After college Daniel continued to write fiction and nonfiction, having a variety of original works accepted for publication in anthologies, podcasts, and more. But his path to having a book published would take a less direct path.

“I had submitted a novel to a publisher who impressed me with how they put together books, ones that you’d want to hold and show off,” Daniels explains. “The publisher read my novel and said she had in his mind reading the novel like a serial.

“I wondered if writing a serial is something that could be done in a digital age; many authors I interacted with were skeptical of eBooks at this time.”

Serial fiction is a format where a single, larger work is published in smaller, episodic installments. Think television series and syndication.

Unfortunately, Daniel’s publisher folded suddenly, but he never let go of the serial fiction idea. Later, he set out to write a book specifically to capture that serial fiction approach and find that balance between the episodic, TV-show and an overall story arc that spans the entire series.

The serial fiction Spire City, Season One: Infected by Daniel Ausema is available through the library.

This was the start of Spire City.

“I began writing the rough draft of Season One right after my daughter was born, almost 10 years ago,” Daniel says. “The second season I wrote during NaNoWriMo (National Novel Writing Month in November). After that I just let it sit.”

Daniel eventually lined up a new publisher for his serial and soon saw Season One and part of Season Two published as he was finishing writing the story with the final season, Season Three. But once again, Daniel faced another publisher closing its doors and now found himself with only part of his series publicly available.

Readers were expecting the next “episode.” Now what was he to do with his series?

“I decided to self-publish,” he recalls. “Getting it on Amazon as an eBook was really easy – you simply follow the steps through the dashboard. There’s not a lot to that. For print versions, I used their CreateSpace.”

Last summer, Daniel was introduced to the Library District’s new SELF-e publishing platform, where writers submit their eBook to the Library’s catalog for readers to access it and at the same time make it more widely available through “Indie Colorado,” an online collection of work by Colorado authors.

“I looked into the Library’s publishing resource and saw it was easy,” Daniel says.

Because he already had an eBook version of his work, Daniel only needed to use the Library’s SELF-e tool to upload it to the catalog and make it available. In addition to his book being listed among other digital titles from Poudre River Public Libraries, it is also accessible through other Colorado libraries which use the Biblioboard discovery platform and Indie Colorado.

Sci-Fi/Fantasy author Daniel Ausema is featured on the Library District’s Local Author curation on Biblioboard.

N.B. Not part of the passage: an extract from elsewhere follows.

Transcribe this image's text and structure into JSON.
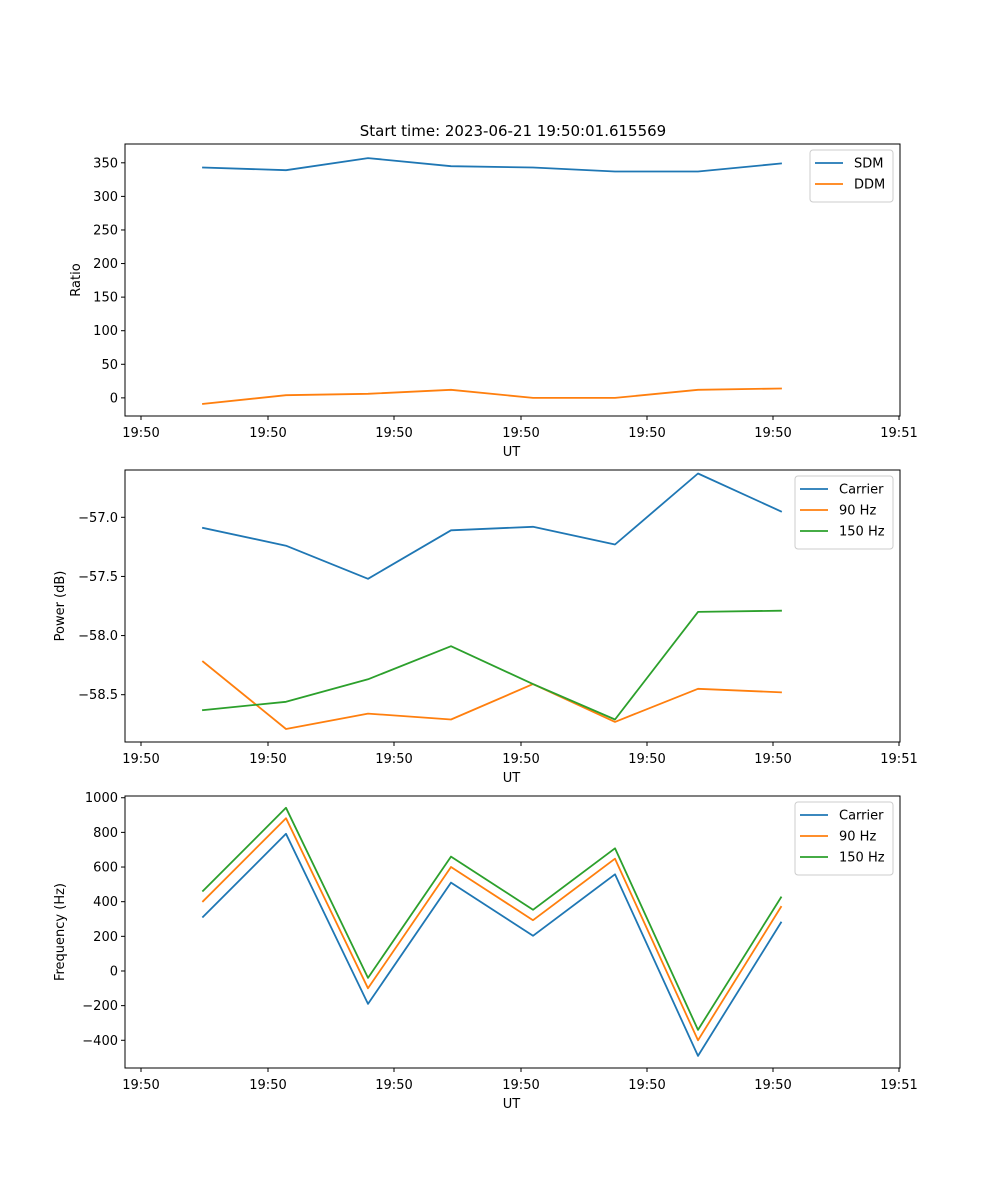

Spire City, Season One: Infected can be read online through the Library’s Biblioboard service and readers have the option to also purchase a print copy of the book along with Daniel’s other complete seasons, Season Two: Pursued and Season Three: Unwoven. The SELF-e platform allows writers to connect their work to purchasing sites like Amazon or Barnes & Noble to promote digital and print book sales.

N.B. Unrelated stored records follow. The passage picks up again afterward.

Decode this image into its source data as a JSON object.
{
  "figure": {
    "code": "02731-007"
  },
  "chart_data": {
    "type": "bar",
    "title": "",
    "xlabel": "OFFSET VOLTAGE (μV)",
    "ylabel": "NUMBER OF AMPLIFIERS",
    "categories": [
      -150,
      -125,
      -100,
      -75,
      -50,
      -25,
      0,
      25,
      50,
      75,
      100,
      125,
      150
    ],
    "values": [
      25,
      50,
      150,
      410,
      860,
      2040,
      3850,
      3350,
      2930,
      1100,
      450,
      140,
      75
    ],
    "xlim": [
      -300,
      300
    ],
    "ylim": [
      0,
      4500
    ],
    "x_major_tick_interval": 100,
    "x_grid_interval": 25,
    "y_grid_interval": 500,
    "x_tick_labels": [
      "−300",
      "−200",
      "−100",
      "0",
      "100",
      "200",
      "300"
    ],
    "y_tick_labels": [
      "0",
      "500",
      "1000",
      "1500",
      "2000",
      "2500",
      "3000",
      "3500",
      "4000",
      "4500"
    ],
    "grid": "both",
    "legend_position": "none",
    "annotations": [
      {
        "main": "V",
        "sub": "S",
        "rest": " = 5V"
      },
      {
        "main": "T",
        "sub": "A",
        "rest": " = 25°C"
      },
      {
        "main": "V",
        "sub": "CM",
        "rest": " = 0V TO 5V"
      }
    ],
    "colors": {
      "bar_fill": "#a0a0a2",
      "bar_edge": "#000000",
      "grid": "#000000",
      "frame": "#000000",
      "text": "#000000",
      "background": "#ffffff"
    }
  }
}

Daniel advises others who want to go the self-publishing route to “get the book as perfect as you can possible make it.” He warns against just throwing a story up on Amazon without going through the full editing process: scene by scene and line by line to make it as good as it can be, and then do the copy edits.

“People get drawn to self-publishing because it doesn’t cost a lot of money, but to do with well you need to work with professionals like editors,” Daniel points out. “Find someone who can look at the story, the character arc, and find the spaces where the book isn’t really working.

“After getting it as perfect as you can, give yourself three months and then take it back out of the virtual drawer and get other eyes to see it.”

Daniel continues to write within the speculative fiction genre. His most recent work, The Silk Betrayal: The Arcist Chronicles, Volume One, was published in December 2017 by Guardbridge Books and is available on Amazon. He is currently working on Volume Two.